Climatologists believe that reducing people’s intake of dairy products and meat is one of the most effective things. They can do for the atmosphere. According to another resource, worldwide production of meat foods. Including animal fodder — records for 57% of total greenhouse gas emissions from agriculture. While a plant-based diet account for only about 29%.
Other researchers estimated that if everyone had become vegan, the area of land required by farmers to produce vegetables. The freed-up land will indeed remove around 8.1 billion tons of co₂ every year. The next hundred years and reduce emissions from food production.
Of course, the idea that billions of people worldwide would willingly forego their sausages, steaks, and cheeseburgers to combat. Climate change may seem much further.However, if they knew how much it would benefit their health, they might reconsider.
According to a recent Trusted Source, people that eat very little meat have a relatively low risk of cancer, particularly prostate cancer and colorectal cancer in men.Diets that combine a decrease in dairy and meat consumption with a rise in vegetables, fruits, healthy fats, and whole grains provide additional health benefits.
People who follow a typical Mediterranean eating plan have a lower overall risk of cancer, mortality, and cardiovascular and metabolic diseases.A series of clinical studies now indicate that eating a “fresh green” Vegan diet, or green Med diet, may provide extra benefits to the typical Mediterranean diet.The diet, which includes more plant foods high in polyphenolic compounds and aims to eliminate meat, is better for the environment.
Human Health and Biodiversity
According to Dr. Stampfer, the total area required for meat production includes a large amount of land for growing crops to feed farm animals.So, by reducing the amount of land dedicated to meat production worldwide, the green Med diet could play a prominent part in biodiversity conservation and protection.
The World Health Organization (WHO) explains a virtuous circle that connects diverse human health, plant-based diets, biodiversity, and sustainability in its 2020 report.”The significance of human-caused pressures on both changing climate and biodiversity loss, as well as their impacts on nutrition and health outcomes, cannot be overstated,” the authors conclude.

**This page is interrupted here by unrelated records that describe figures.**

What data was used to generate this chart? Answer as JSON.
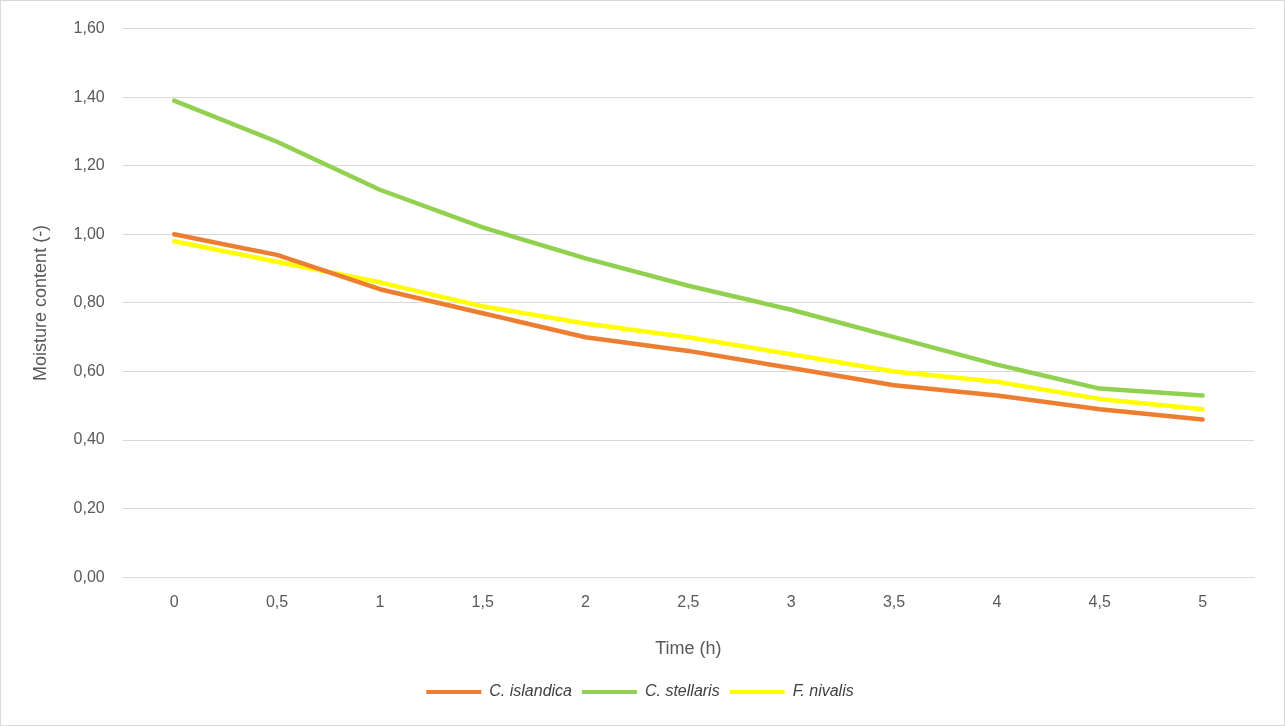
{
  "chart_data": {
    "type": "line",
    "xlabel": "Time (h)",
    "ylabel": "Moisture content (-)",
    "categories": [
      "0",
      "0,5",
      "1",
      "1,5",
      "2",
      "2,5",
      "3",
      "3,5",
      "4",
      "4,5",
      "5"
    ],
    "series": [
      {
        "name": "C. islandica",
        "color": "#ed7d31",
        "values": [
          1.0,
          0.94,
          0.84,
          0.77,
          0.7,
          0.66,
          0.61,
          0.56,
          0.53,
          0.49,
          0.46
        ]
      },
      {
        "name": "C. stellaris",
        "color": "#92d050",
        "values": [
          1.39,
          1.27,
          1.13,
          1.02,
          0.93,
          0.85,
          0.78,
          0.7,
          0.62,
          0.55,
          0.53
        ]
      },
      {
        "name": "F. nivalis",
        "color": "#ffff00",
        "values": [
          0.98,
          0.92,
          0.86,
          0.79,
          0.74,
          0.7,
          0.65,
          0.6,
          0.57,
          0.52,
          0.49
        ]
      }
    ],
    "ylim": [
      0,
      1.6
    ],
    "yticks": [
      {
        "value": 0,
        "label": "0,00"
      },
      {
        "value": 0.2,
        "label": "0,20"
      },
      {
        "value": 0.4,
        "label": "0,40"
      },
      {
        "value": 0.6,
        "label": "0,60"
      },
      {
        "value": 0.8,
        "label": "0,80"
      },
      {
        "value": 1.0,
        "label": "1,00"
      },
      {
        "value": 1.2,
        "label": "1,20"
      },
      {
        "value": 1.4,
        "label": "1,40"
      },
      {
        "value": 1.6,
        "label": "1,60"
      }
    ],
    "grid": "y",
    "legend": "bottom",
    "marker": "none",
    "line_style": "solid"
  }
}
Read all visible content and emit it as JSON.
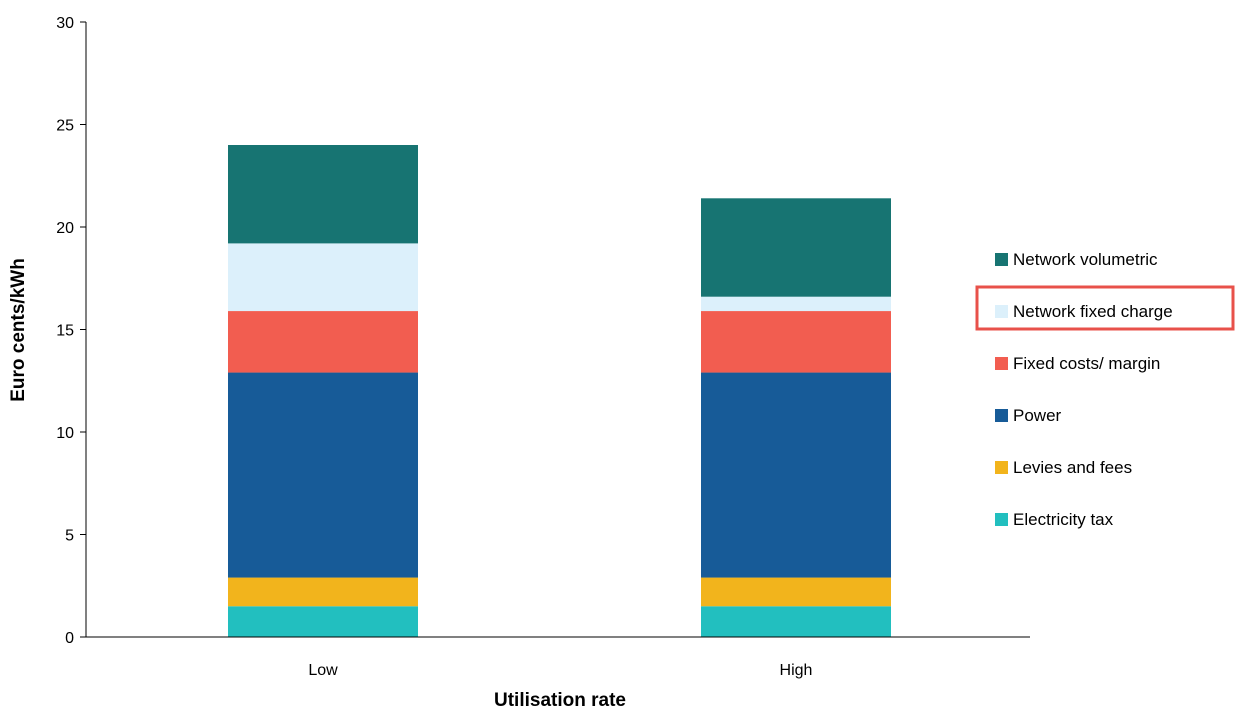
{
  "chart_data": {
    "type": "bar",
    "stacked": true,
    "title": "",
    "xlabel": "Utilisation rate",
    "ylabel": "Euro cents/kWh",
    "ylim": [
      0,
      30
    ],
    "yticks": [
      0,
      5,
      10,
      15,
      20,
      25,
      30
    ],
    "grid": false,
    "legend_position": "right",
    "categories": [
      "Low",
      "High"
    ],
    "series": [
      {
        "name": "Electricity tax",
        "color": "#22bfbf",
        "values": [
          1.5,
          1.5
        ]
      },
      {
        "name": "Levies and fees",
        "color": "#f2b41c",
        "values": [
          1.4,
          1.4
        ]
      },
      {
        "name": "Power",
        "color": "#175b98",
        "values": [
          10.0,
          10.0
        ]
      },
      {
        "name": "Fixed costs/ margin",
        "color": "#f25d50",
        "values": [
          3.0,
          3.0
        ]
      },
      {
        "name": "Network fixed charge",
        "color": "#dcf0fb",
        "values": [
          3.3,
          0.7
        ]
      },
      {
        "name": "Network volumetric",
        "color": "#177472",
        "values": [
          4.8,
          4.8
        ]
      }
    ],
    "highlighted_legend_entry": "Network fixed charge",
    "highlight_color": "#e8514a"
  }
}
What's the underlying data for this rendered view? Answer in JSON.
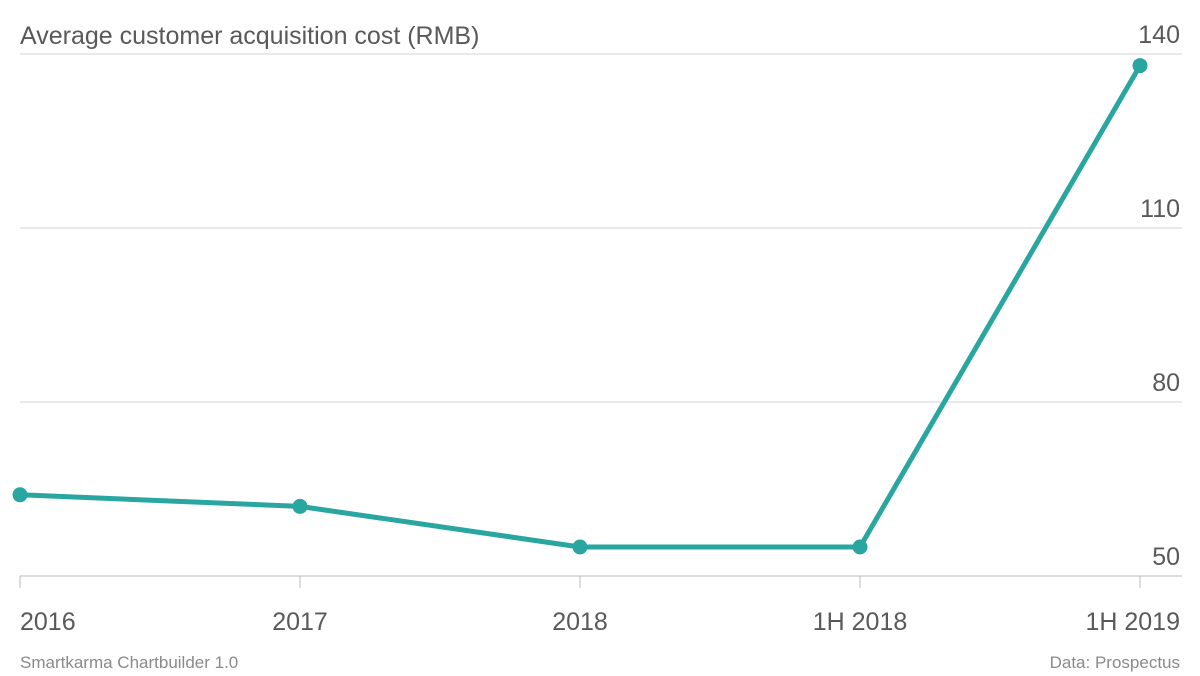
{
  "chart_data": {
    "type": "line",
    "title": "Average customer acquisition cost (RMB)",
    "categories": [
      "2016",
      "2017",
      "2018",
      "1H 2018",
      "1H 2019"
    ],
    "series": [
      {
        "values": [
          64,
          62,
          55,
          55,
          138
        ]
      }
    ],
    "ylim": [
      50,
      140
    ],
    "yticks": [
      50,
      80,
      110,
      140
    ],
    "y_axis_side": "right",
    "grid": true,
    "legend": "none",
    "colors": {
      "line": "#2aa6a0",
      "grid": "#dcdcdc",
      "text": "#595959",
      "footer": "#8a8a8a"
    }
  },
  "footer": {
    "credit": "Smartkarma Chartbuilder 1.0",
    "source": "Data: Prospectus"
  }
}
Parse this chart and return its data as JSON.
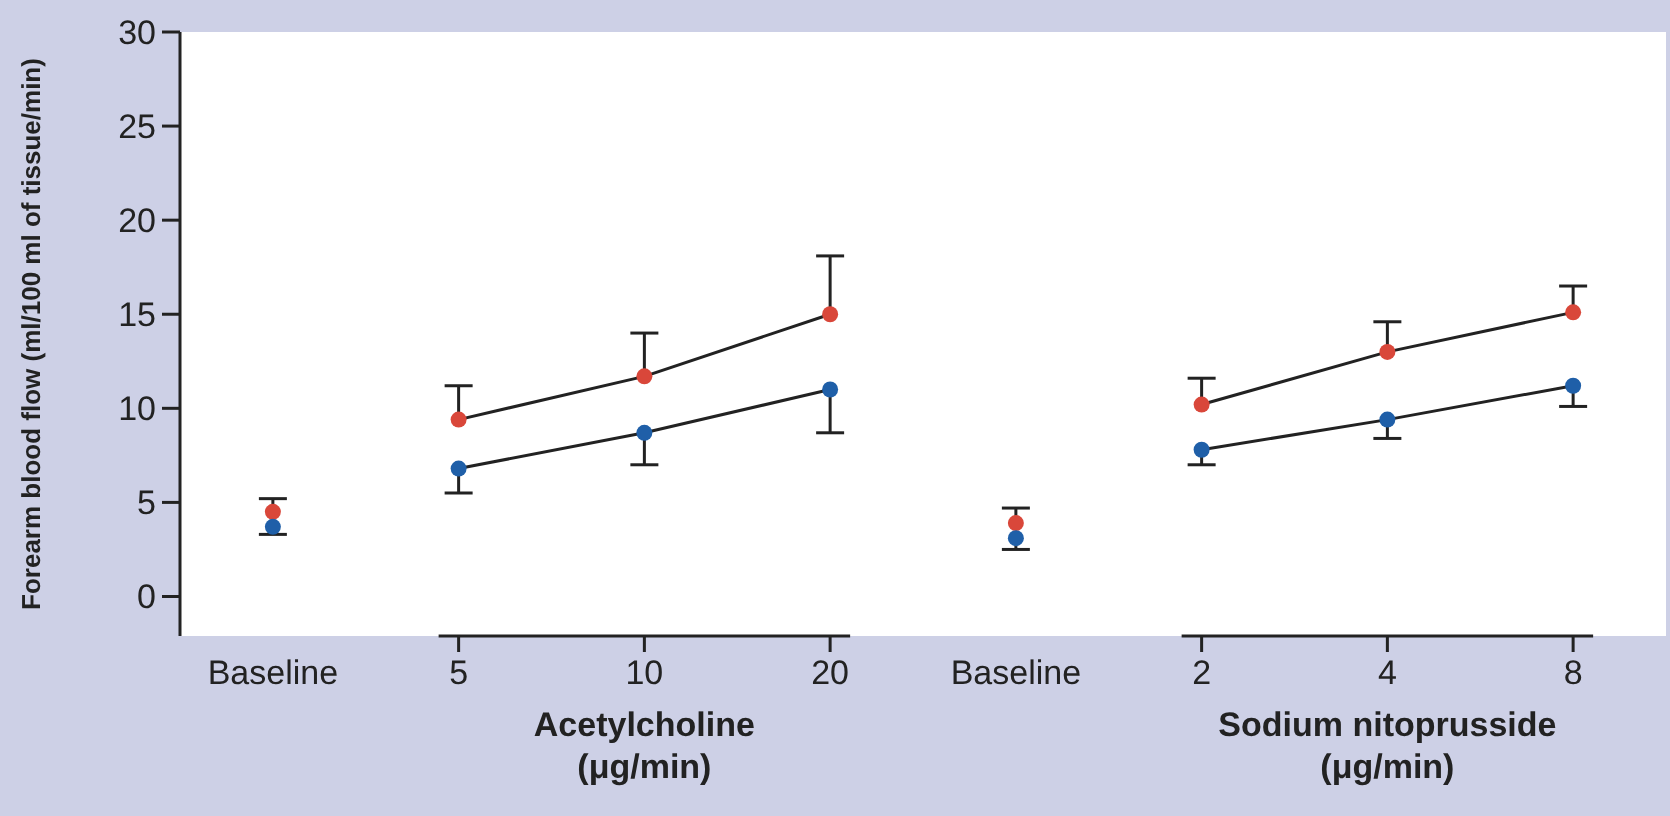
{
  "chart_data": {
    "type": "line",
    "ylabel": "Forearm blood flow (ml/100 ml of tissue/min)",
    "categories": [
      "Baseline",
      "5",
      "10",
      "20",
      "Baseline",
      "2",
      "4",
      "8"
    ],
    "ylim": [
      -2.1,
      30
    ],
    "yticks": [
      0,
      5,
      10,
      15,
      20,
      25,
      30
    ],
    "grid": false,
    "marker": "circle",
    "series": [
      {
        "type": "scatter",
        "color": "#d9473a",
        "values": [
          4.5,
          null,
          null,
          null,
          3.9,
          null,
          null,
          null
        ],
        "errors": [
          [
            4.5,
            5.2
          ],
          null,
          null,
          null,
          [
            3.9,
            4.7
          ],
          null,
          null,
          null
        ]
      },
      {
        "type": "scatter",
        "color": "#1f5fa8",
        "values": [
          3.7,
          null,
          null,
          null,
          3.1,
          null,
          null,
          null
        ],
        "errors": [
          [
            3.3,
            3.7
          ],
          null,
          null,
          null,
          [
            2.5,
            3.1
          ],
          null,
          null,
          null
        ]
      },
      {
        "color": "#d9473a",
        "values": [
          null,
          9.4,
          11.7,
          15.0,
          null,
          10.2,
          13.0,
          15.1
        ],
        "errors": [
          null,
          [
            9.4,
            11.2
          ],
          [
            11.7,
            14.0
          ],
          [
            15.0,
            18.1
          ],
          null,
          [
            10.2,
            11.6
          ],
          [
            13.0,
            14.6
          ],
          [
            15.1,
            16.5
          ]
        ]
      },
      {
        "color": "#1f5fa8",
        "values": [
          null,
          6.8,
          8.7,
          11.0,
          null,
          7.8,
          9.4,
          11.2
        ],
        "errors": [
          null,
          [
            5.5,
            6.8
          ],
          [
            7.0,
            8.7
          ],
          [
            8.7,
            11.0
          ],
          null,
          [
            7.0,
            7.8
          ],
          [
            8.4,
            9.4
          ],
          [
            10.1,
            11.2
          ]
        ]
      }
    ],
    "annotations": [
      "Acetylcholine\n(μg/min)",
      "Sodium nitoprusside\n(μg/min)"
    ]
  }
}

Which Plant Foods to Avoid?
Plant-based food products have a much lower environmental impact, particularly carbon dioxide emissions.Not even all plant sources are created equal. Cashews and Almonds, for example, require massive amounts of water to grow, and this is especially true on land where water is scarce.It’s also worth noting that almond farmers frequently use a lot of fertilizers and pesticides. Hazelnuts, brazil nuts, and peanuts may be good choices to minimize ecological damage.
Avocados, which are common among vegetarians and vegans, are possibly among the worst offenders for sustainability, because most avocados on supermarket shelves come from Central and South America, they have a large carbon footprint for customers in Europe, for example. They are typically grown as a mono-culture, meaning there is little or no biodiversity, and require considerable water. A single avocado requires about 320 liters to develop.